5.2/6 (47 opinii)
5.5/6
Wycieczka przyrodniczo-krajobrazowa. Dosyć ekstremalna i niszowa z powodu wysokości i lokalizacji. Nie zgodzę się ze stwierdzeniem, że to dobra wycieczka na pierwszy pobyt w Indiach. Dla nas to był drugi wyjazd do tego kraju i uważam, że ta wycieczka nie pokazuje typowych Indii. Nietypowi ludzie, niezupełnie typowe jedzenie, inny odbiór turystów. Im bardziej na wschód, tym klimaty bardziej tybetańsko-chińskie niż indyjskie. Ale wyjazd bardzo ciekawy, miejsca mało turystyczne i rzadko pokazywane w mediach. Warto samemu zobaczyć.
5.5/6
Bardzo ciekawy program, coś innego, nie kojarzącego się ze stereotypem Indii. Wspaniałe krajobrazy, sympatyczni ludzie. Trzeba jechać i zobaczyć.
5.5/6
Najlepsza wycieczka na jakiej byliśmy. Bogata w piękne krajobrazy, opowieści o lokalnych zwyczajach, wierzeniach i tradycjach. Obfitująca w przygody i bardzo przyjazną atmosferę zarówno ze strony lokalnych ludzi jak i współpodróżnych :) Podczas wycieczki zdobywamy wiele wysokich szczytów (5600 m n.p.m), przełęczy, płyniemy rzeką, jeździmy rikszami w Old Delhi oraz wielbłądami po pustyni, śpimy w Wiktoriańskich łodziach na jeziorze Dal oraz w okolicach pustyni, czy też zwiedzamy jeden z cudów świata - Taj Mahal. Żywimy się w lokalnych jadłodajniach oraz przebywamy w otoczeniu buddyjskich mnichów, sikhów.

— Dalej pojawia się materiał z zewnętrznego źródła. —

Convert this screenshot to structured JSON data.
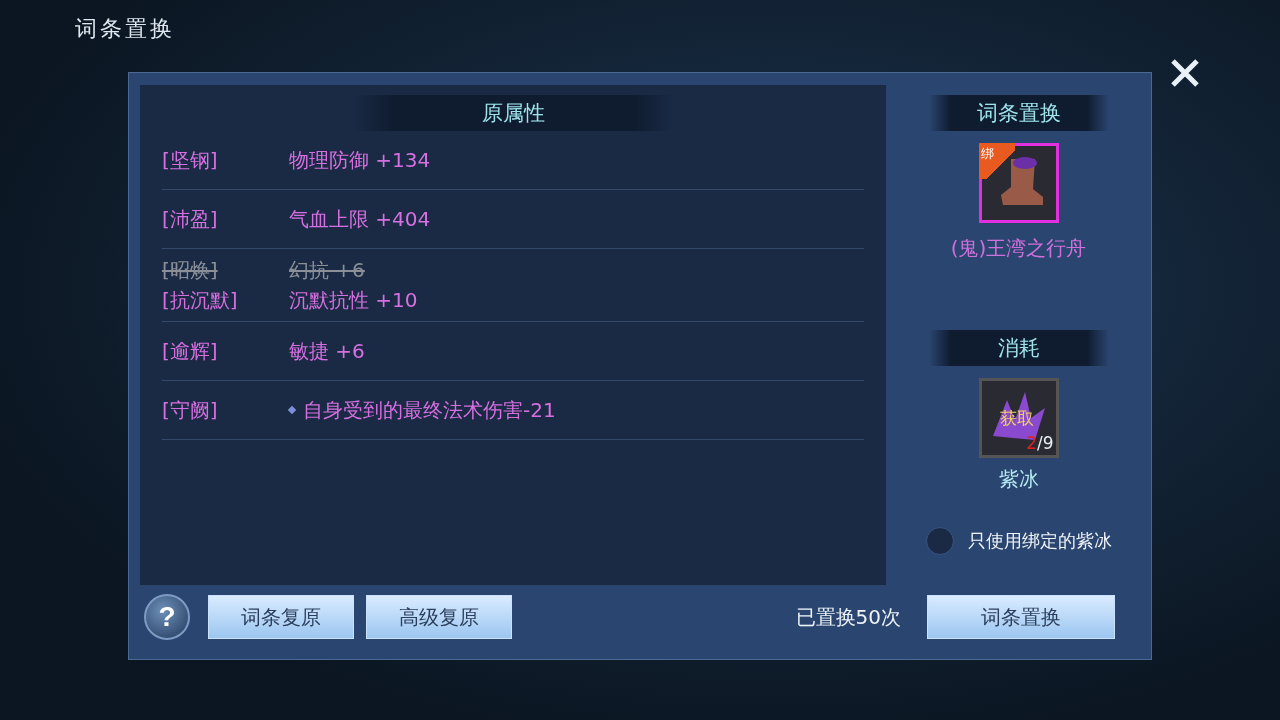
{
  "window": {
    "title": "词条置换"
  },
  "attributes": {
    "header": "原属性",
    "groups": [
      {
        "lines": [
          {
            "tag": "[坚钢]",
            "text": "物理防御 +134",
            "struck": false,
            "bullet": false
          }
        ]
      },
      {
        "lines": [
          {
            "tag": "[沛盈]",
            "text": "气血上限 +404",
            "struck": false,
            "bullet": false
          }
        ]
      },
      {
        "lines": [
          {
            "tag": "[昭焕]",
            "text": "幻抗 +6",
            "struck": true,
            "bullet": false
          },
          {
            "tag": "[抗沉默]",
            "text": "沉默抗性 +10",
            "struck": false,
            "bullet": false
          }
        ]
      },
      {
        "lines": [
          {
            "tag": "[逾辉]",
            "text": "敏捷 +6",
            "struck": false,
            "bullet": false
          }
        ]
      },
      {
        "lines": [
          {
            "tag": "[守阙]",
            "text": "自身受到的最终法术伤害-21",
            "struck": false,
            "bullet": true
          }
        ]
      }
    ]
  },
  "item": {
    "header": "词条置换",
    "badge": "绑",
    "name": "(鬼)王湾之行舟"
  },
  "cost": {
    "header": "消耗",
    "label": "获取",
    "count_have": "2",
    "count_total": "/9",
    "name": "紫冰"
  },
  "bind_option": {
    "label": "只使用绑定的紫冰",
    "checked": false
  },
  "footer": {
    "buttons": [
      "词条复原",
      "高级复原"
    ],
    "help": "?",
    "count_text": "已置换50次",
    "action": "词条置换"
  }
}
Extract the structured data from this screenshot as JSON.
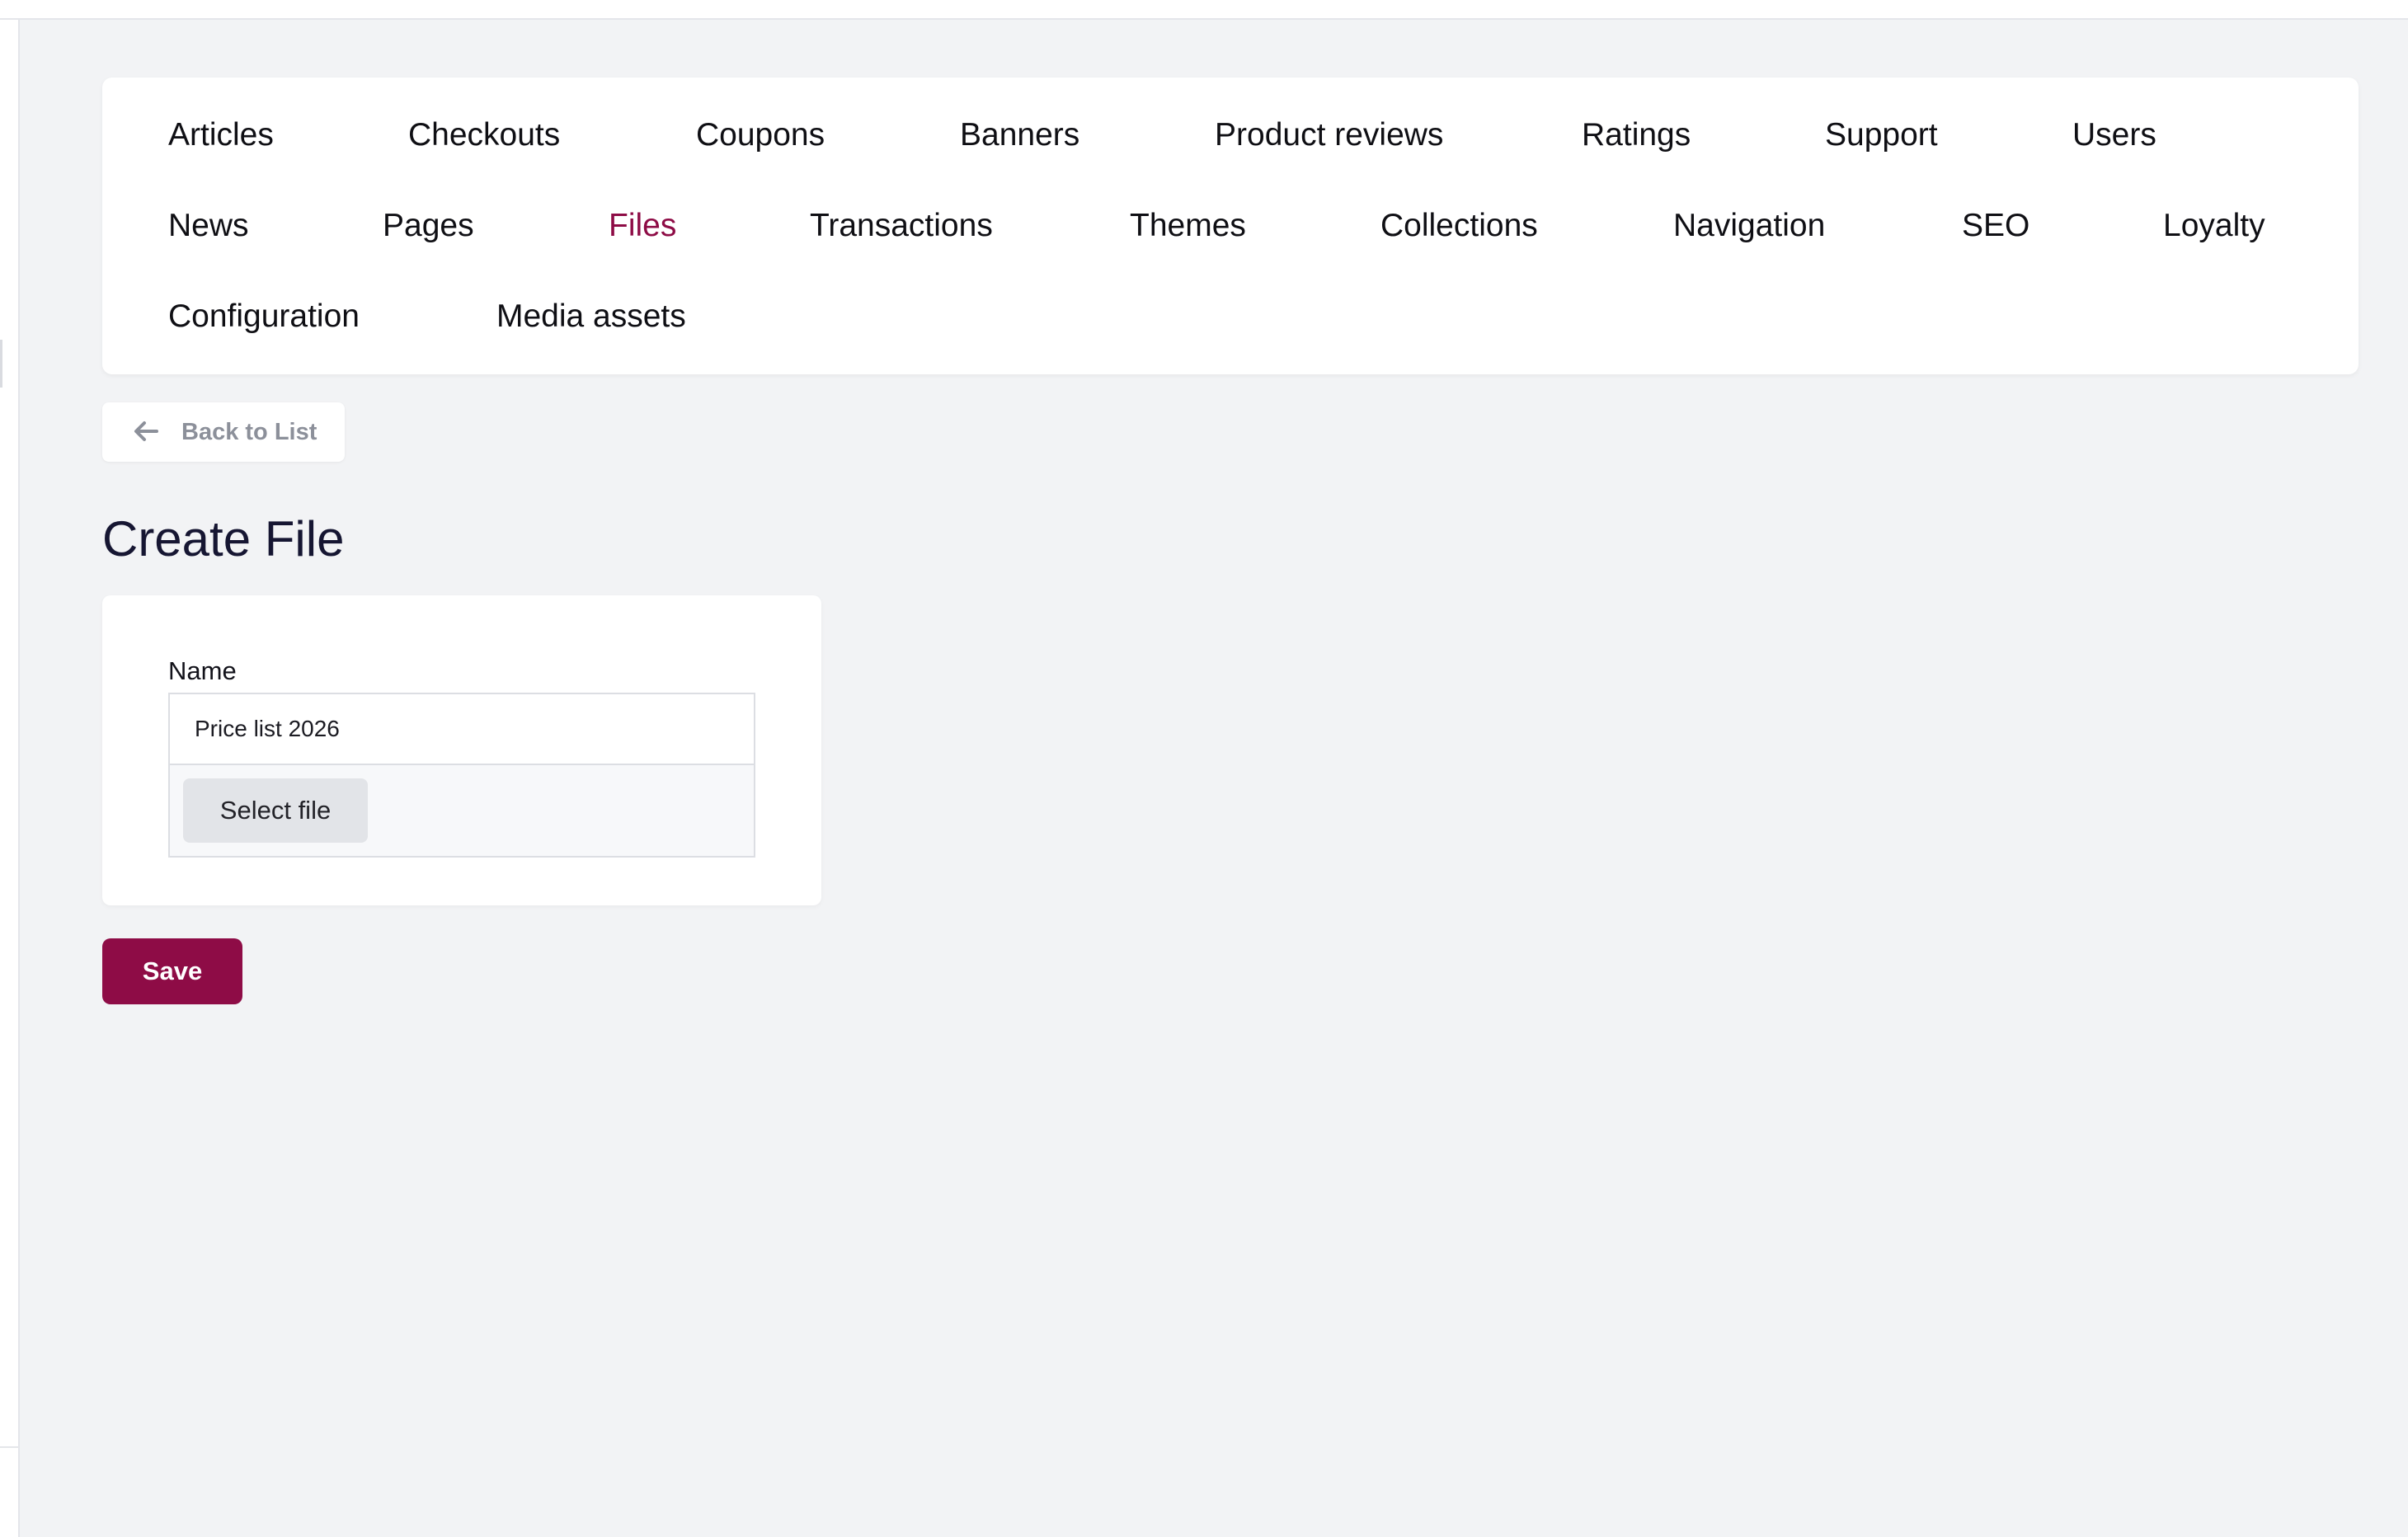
{
  "nav": {
    "items": [
      {
        "label": "Articles",
        "active": false
      },
      {
        "label": "Checkouts",
        "active": false
      },
      {
        "label": "Coupons",
        "active": false
      },
      {
        "label": "Banners",
        "active": false
      },
      {
        "label": "Product reviews",
        "active": false
      },
      {
        "label": "Ratings",
        "active": false
      },
      {
        "label": "Support",
        "active": false
      },
      {
        "label": "Users",
        "active": false
      },
      {
        "label": "News",
        "active": false
      },
      {
        "label": "Pages",
        "active": false
      },
      {
        "label": "Files",
        "active": true
      },
      {
        "label": "Transactions",
        "active": false
      },
      {
        "label": "Themes",
        "active": false
      },
      {
        "label": "Collections",
        "active": false
      },
      {
        "label": "Navigation",
        "active": false
      },
      {
        "label": "SEO",
        "active": false
      },
      {
        "label": "Loyalty",
        "active": false
      },
      {
        "label": "Configuration",
        "active": false
      },
      {
        "label": "Media assets",
        "active": false
      }
    ]
  },
  "back_button": {
    "label": "Back to List",
    "icon": "arrow-left-icon"
  },
  "page": {
    "title": "Create File"
  },
  "form": {
    "name_label": "Name",
    "name_value": "Price list 2026",
    "file_button_label": "Select file"
  },
  "actions": {
    "save_label": "Save"
  },
  "colors": {
    "accent": "#8e0c46",
    "background": "#f2f3f5",
    "card": "#ffffff"
  }
}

Widzimy zarówno te piękne Indie (czyste i przyjazne) jak i te bardziej szare, z biedą i brudem na ulicach. W jednej wycieczce jesteśmy w stanie poznać oba te oblicza. Nam się Indie spodobały i na pewno do nich jeszcze wrócimy.
5.5/6
Niecierpliwie oczekiwaliśmy wraz z żoną na weryfikację naszych oczekiwań z rzeczywistością ( w końcu kierunek nowy i opinii niewiele) i ... nie roczarowaliśmy się! Kaszmir i Dżammu oraz sam Ladakh oczarowują swoim pięknem i bądź co bądź egzotyką. Ladakh to miejsce gdzie zetkneliśmy się z kulturą i mieszkańcami pochodzenia tybetańskiego- klasztorami, stupami, długimi murkami modlitewnymi ( mani ) no i przepiękny górski krajobraz. Sama podróż drogami, często wąskimi i dziurawymi wysoko zawieszonymi nad przepaściami dostarcza niezapomnianych wrażeń. Doświadczyliśmy dodatkowo emocjonujących wrażeń przed i na przełęczy Khardung La gdzie zastała nas zima- stąd uwaga, należy mieć ubrania i na taką okoliczność, a i solidniejsze buty bardzo wskazane. Jeśli chodzi o chorobę wysokościową jest do przeżycia. Płuca domagją się większej ilości tlenu, trzeba pamiętać o wolniejszym tempie ruchu, częstrzych odpoczynkach i wszysto jest OK. Wycieczka jest mądrze zaplanowana i stopniowe wznoszenie się na większe wysokości, pozwala łatwiej się zaaklimatyzować. Na podkreślenie zasługuje też rola Pani Pilot. Dziękujemy Pani Halince, dzięki niej wycieczka była ciekawsza i pełniejsza. Kirowcy busów- młodzi chłopcy, ale profesjonalni, czuliśmy się bezpiecznie na niebezpiecznych miejscami drogach. Nasze podsumowanie: trzeba tam być- wycieczka świetna.